As per the provisions of Section 112A of the Act, Long term capital gain (LTCG) on sale of STT paid equity shares exceeding ₹1 lakh shall be taxable at the rate of 10 per cent. Further, surcharge (if any) and health & education cess at 4 per cent shall apply. For the purpose of computing LTCG/LTCL, in cases where the asset is acquired before the 1st day of February, 2018, the cost of acquisition, shall be the higher of the following, as defined in Section 55(2)(ac) of the Act:

· actual cost of acquisition; or

· lower of (i) fair market value (FMV) of such share on 31 January 2018 (highest quoted price) or (ii) full value of consideration as a result of transfer.

The term FMV, in the context of equity shares, has been defined in section 55(2)(ac) of the Act, as follows:

· In case the equity share is listed on any recognized stock exchange, the highest price quoted on such stock exchange as on January 31, 2018;

· Where the equity share, is not listed as on January 31, 2018 but is subsequently listed on the date of the transfer, an amount which bears to the cost of acquisition the same proportion as the CII for the financial year 2017-18 bears to the CII in which the asset was held by the tax payer or for the financial year 2001-02, whichever is later.

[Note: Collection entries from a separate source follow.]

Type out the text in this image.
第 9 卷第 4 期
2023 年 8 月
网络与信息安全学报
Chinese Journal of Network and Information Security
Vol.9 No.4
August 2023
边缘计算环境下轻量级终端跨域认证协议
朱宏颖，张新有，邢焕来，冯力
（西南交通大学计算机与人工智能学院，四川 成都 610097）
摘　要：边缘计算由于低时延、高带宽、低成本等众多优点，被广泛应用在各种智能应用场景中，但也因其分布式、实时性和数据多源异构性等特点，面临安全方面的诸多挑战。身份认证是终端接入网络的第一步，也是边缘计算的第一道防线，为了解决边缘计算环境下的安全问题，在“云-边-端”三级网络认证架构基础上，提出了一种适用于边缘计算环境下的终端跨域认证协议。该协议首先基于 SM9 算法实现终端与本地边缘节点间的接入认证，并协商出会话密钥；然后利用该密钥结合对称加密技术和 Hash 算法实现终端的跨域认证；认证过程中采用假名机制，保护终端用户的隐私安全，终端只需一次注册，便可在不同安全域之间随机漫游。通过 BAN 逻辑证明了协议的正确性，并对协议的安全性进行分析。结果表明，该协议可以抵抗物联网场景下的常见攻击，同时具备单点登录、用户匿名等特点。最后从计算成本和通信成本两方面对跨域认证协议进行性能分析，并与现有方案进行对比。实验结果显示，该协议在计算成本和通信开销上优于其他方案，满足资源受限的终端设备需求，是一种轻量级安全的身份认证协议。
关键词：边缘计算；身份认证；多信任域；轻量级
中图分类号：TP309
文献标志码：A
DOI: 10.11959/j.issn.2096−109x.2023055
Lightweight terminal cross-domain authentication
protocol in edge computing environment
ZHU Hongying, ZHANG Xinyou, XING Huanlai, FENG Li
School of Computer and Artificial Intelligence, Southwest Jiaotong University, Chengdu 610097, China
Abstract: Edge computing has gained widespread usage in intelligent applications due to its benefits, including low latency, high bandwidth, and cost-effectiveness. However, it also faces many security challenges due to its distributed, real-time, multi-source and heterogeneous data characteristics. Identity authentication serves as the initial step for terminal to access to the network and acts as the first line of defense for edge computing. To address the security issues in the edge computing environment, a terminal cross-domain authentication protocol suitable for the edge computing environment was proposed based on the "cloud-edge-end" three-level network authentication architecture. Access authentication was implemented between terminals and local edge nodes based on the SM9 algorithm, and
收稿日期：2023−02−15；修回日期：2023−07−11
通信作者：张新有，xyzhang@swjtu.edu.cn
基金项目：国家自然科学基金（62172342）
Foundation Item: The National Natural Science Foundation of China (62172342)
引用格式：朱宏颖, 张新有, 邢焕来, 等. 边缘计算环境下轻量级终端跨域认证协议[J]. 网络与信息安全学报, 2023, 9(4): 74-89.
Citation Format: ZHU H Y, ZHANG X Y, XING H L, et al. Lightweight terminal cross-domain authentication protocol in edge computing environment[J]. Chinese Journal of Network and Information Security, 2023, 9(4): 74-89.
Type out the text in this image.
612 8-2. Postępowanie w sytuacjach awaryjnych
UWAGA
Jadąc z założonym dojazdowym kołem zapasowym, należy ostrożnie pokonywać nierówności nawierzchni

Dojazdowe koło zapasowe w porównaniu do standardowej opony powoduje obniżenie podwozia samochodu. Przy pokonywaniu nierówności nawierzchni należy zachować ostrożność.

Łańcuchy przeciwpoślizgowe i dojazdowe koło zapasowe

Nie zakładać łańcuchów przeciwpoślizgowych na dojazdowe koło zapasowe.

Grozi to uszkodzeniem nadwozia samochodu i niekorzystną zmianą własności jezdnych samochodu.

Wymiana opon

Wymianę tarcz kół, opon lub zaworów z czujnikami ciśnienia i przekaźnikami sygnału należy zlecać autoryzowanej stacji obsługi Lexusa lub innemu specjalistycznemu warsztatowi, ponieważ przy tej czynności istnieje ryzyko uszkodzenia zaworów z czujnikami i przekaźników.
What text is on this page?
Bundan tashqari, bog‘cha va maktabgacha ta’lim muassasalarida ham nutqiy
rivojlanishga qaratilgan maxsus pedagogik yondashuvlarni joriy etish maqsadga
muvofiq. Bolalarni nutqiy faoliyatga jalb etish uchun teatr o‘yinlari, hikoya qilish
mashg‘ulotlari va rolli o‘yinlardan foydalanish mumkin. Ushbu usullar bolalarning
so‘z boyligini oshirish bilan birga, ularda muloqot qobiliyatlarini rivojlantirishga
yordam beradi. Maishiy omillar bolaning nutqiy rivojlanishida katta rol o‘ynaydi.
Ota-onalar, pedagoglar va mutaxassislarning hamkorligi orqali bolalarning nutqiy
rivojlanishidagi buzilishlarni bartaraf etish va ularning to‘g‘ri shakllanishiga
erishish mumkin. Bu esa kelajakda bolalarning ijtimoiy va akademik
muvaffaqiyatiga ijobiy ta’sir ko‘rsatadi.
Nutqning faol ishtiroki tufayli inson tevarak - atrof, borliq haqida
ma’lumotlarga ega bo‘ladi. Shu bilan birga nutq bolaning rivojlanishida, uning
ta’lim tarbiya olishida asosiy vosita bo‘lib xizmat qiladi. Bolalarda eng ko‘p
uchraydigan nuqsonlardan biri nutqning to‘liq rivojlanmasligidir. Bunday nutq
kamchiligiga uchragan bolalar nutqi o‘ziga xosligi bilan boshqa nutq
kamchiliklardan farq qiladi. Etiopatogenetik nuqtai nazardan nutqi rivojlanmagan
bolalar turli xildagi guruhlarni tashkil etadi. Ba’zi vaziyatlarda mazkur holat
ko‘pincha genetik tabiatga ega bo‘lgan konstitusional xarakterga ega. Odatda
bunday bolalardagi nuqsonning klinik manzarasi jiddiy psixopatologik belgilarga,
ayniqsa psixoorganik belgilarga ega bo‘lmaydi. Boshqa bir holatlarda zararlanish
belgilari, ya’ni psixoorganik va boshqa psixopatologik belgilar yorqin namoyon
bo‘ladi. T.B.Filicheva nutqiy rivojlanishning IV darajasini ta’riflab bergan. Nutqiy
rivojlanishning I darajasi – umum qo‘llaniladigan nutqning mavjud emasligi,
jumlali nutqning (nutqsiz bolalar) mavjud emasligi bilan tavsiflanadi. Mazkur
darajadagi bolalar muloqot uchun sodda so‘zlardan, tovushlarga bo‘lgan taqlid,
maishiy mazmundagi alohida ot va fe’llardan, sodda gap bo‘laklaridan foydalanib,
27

On a literal interpretation of the wordings in section 55(2)(ac) of the Act, one may find it difficult to contend that the equity shares in B Ltd have been acquired prior to February 1, 2018. Hence, technically, the grandfathering benefits may not be available in case of the equity shares in B Ltd.

Given the above, one could argue that the FMV of the equity shares in A Ltd as on January 31, 2018 should be adopted for determining the proportionate FMV of the shares in A Ltd and B Ltd. However, adopting the grandfathering benefits for shares in B Ltd is not free from litigation.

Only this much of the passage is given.